Beside the fact that I was in the same room with a draft of Alice Walker’s The Color Purple, I think the thing that struck me most about our time in MARBL on Thursday was how much we bring to our own interpretations of artifacts. Each one of us looked at the photo of the protest in front of Cox Hall in 1969 that Liz Chase and Erica Bruchko provided and saw such different things. I was also really excited by what astute critical skills you all already have. You read that photo: fashion, hair styles, body language, interactions, and used those clues to work toward solving the mystery of what event the picture was capturing. I can’t wait to see what else you all come up with.

2 thoughts on “Learning About Emory’s Archives

  1. Being a second year student at Emory, I still have much to discover about what this campus has to offer its students and its community. What fascinated me most about the various artifacts in the MARBL was discovering how much history and information one can interpret from a single piece of evidence. How a message scribbled on a single sheet of toilet paper can transform words into meaning and a situation in time into history. While studying this piece of toilet paper I felt as if I were traveling back in time and I imagined myself in the jail cell with this message. This and all of the other artifacts shown last week serve to place specific people, places, and situations into retrospect for those of us in the present so that we may gain an experience in time rather than simply memorizing events and dates. I am excited to study more artifacts in the MARBL and even more excited to find out my next destination in history.
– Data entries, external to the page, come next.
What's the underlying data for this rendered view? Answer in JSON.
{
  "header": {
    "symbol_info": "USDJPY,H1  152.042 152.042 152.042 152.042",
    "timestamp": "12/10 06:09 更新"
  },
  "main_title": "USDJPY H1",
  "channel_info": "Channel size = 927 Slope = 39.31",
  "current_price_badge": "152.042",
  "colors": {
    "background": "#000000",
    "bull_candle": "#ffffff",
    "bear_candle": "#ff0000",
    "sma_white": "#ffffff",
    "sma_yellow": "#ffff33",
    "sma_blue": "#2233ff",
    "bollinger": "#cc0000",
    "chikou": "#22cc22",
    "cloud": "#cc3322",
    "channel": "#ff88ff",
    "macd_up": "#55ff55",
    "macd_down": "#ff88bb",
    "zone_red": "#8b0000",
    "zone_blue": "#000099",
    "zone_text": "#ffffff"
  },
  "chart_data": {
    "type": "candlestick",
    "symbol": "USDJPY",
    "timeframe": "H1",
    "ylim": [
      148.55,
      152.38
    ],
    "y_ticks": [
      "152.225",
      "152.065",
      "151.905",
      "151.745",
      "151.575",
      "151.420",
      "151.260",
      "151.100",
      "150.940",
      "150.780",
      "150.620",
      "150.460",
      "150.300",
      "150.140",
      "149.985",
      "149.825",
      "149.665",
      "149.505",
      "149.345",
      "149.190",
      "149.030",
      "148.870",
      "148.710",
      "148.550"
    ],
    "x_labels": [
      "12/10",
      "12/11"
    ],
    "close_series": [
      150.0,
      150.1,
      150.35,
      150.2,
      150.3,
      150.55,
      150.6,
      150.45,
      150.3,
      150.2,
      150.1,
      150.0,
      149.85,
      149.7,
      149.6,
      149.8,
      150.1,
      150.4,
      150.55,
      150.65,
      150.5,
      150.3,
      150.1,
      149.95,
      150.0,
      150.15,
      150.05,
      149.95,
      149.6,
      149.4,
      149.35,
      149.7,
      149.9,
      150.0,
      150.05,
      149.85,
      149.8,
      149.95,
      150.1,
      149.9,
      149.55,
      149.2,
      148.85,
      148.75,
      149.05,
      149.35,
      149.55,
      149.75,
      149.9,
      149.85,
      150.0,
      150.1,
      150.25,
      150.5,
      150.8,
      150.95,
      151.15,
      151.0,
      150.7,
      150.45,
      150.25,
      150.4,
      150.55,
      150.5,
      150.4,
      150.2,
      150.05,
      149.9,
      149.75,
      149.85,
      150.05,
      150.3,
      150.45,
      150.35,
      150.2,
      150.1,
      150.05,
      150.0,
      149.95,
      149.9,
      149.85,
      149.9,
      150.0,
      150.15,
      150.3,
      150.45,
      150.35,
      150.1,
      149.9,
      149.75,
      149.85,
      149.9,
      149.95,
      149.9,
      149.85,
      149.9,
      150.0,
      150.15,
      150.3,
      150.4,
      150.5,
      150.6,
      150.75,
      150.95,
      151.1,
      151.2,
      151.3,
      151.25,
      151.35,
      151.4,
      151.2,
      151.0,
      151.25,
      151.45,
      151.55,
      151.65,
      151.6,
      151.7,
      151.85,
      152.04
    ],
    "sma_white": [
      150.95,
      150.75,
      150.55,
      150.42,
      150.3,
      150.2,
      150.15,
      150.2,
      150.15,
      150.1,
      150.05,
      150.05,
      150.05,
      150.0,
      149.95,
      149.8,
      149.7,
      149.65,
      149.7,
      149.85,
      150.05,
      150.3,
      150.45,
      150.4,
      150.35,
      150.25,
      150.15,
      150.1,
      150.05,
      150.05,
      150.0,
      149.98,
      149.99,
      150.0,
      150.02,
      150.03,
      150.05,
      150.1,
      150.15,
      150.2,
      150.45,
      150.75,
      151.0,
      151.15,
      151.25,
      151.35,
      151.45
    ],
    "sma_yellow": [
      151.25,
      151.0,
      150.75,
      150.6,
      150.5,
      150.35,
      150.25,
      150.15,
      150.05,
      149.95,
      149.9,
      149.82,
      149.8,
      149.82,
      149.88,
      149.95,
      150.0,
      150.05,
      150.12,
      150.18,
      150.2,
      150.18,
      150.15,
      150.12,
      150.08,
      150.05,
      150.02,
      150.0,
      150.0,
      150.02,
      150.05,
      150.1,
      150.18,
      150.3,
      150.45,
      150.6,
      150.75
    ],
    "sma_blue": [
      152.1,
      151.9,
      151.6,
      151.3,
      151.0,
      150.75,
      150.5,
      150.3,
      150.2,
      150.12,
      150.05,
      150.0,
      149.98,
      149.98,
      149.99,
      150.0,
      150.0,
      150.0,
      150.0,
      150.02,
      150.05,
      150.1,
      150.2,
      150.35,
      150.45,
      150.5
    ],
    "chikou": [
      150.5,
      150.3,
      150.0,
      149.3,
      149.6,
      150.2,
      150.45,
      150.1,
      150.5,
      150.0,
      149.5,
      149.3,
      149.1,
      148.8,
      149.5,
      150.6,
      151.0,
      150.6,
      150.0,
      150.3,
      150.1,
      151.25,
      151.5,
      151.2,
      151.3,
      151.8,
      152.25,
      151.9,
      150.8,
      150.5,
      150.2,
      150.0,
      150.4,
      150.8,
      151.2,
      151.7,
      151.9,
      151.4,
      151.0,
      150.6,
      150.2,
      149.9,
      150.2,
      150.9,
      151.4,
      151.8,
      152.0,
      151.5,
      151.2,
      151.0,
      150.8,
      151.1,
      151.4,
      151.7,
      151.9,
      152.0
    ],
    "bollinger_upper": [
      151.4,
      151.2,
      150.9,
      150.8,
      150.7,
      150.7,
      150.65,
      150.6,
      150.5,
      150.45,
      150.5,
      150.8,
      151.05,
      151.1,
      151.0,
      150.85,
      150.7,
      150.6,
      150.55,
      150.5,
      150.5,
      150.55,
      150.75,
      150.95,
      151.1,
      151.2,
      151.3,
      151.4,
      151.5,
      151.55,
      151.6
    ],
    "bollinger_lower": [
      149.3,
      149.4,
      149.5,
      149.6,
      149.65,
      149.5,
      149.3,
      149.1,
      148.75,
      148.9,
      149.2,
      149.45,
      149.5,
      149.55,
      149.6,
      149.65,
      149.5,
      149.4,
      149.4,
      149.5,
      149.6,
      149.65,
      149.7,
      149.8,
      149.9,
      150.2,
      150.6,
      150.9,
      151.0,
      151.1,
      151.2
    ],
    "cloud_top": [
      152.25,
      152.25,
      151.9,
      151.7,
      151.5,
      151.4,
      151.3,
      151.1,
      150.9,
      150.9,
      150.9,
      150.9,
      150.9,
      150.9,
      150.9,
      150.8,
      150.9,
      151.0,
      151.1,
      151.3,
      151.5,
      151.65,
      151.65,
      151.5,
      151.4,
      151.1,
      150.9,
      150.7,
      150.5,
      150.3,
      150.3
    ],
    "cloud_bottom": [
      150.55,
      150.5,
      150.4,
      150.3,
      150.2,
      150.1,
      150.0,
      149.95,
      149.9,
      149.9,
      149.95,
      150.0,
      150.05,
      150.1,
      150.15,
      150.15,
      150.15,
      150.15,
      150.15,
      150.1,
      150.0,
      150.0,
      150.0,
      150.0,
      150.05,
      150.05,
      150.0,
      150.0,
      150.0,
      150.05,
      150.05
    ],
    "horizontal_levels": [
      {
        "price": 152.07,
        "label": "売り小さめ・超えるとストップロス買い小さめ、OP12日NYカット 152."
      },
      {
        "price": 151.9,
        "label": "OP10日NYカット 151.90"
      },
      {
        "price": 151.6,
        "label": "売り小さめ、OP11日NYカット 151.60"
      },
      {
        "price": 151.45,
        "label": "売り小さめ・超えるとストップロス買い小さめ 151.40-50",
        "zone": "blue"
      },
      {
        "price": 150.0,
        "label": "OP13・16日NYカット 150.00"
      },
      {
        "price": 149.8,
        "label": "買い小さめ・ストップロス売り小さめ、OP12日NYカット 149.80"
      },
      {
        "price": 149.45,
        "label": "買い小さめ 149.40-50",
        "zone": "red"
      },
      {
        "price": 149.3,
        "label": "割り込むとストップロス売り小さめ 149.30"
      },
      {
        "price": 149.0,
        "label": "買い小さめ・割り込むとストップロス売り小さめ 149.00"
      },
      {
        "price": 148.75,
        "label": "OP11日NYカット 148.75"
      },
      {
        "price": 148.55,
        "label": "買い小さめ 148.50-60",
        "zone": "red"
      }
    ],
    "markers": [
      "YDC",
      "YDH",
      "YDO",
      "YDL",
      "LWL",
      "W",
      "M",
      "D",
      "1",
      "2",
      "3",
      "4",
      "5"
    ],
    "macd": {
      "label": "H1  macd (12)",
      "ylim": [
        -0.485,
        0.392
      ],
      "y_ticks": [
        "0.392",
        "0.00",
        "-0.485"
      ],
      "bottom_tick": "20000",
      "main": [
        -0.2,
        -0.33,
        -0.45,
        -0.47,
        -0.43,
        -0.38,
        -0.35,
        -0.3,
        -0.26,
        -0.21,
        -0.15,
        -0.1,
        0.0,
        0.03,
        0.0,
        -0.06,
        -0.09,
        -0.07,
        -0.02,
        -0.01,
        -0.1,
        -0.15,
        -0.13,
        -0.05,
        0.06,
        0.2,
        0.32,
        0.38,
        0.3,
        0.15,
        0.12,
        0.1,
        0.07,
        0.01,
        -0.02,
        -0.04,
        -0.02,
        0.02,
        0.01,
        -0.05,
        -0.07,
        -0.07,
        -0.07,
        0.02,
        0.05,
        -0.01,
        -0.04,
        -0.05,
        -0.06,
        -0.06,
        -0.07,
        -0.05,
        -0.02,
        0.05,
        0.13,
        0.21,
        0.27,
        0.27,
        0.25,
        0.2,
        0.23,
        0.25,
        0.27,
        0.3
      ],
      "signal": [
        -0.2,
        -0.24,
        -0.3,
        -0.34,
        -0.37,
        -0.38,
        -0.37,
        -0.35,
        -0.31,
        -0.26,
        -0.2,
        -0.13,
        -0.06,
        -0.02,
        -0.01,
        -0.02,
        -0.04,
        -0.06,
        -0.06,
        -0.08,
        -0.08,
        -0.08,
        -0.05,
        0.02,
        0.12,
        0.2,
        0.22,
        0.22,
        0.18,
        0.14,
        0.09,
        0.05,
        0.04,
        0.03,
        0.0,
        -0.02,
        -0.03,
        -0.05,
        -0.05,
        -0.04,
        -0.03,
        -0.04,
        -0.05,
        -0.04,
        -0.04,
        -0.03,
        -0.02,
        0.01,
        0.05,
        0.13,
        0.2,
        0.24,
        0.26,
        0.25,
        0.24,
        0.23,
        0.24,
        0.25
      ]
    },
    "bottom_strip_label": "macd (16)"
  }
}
  2. Being a second year student at Emory, I still have much to discover about what this campus has to offer its students and its community. What fascinated me most about the various artifacts in the MARBL was discovering how much history and information one can interpret from a single piece of evidence. How a message scribbled on a single sheet of toilet paper can transform words into meaning and a situation in time into history. While studying this piece of toilet paper I felt as if I were traveling back in time and I imagined myself in the jail cell with this message. This and all of the other artifacts shown last week serve to place specific people, places, and situations into retrospect for those of us in the present so that we may gain an experience in time rather than simply memorizing events and dates. I am excited to study more artifacts in the MARBL and even more excited to find out my next destination in history. Yay MARBL!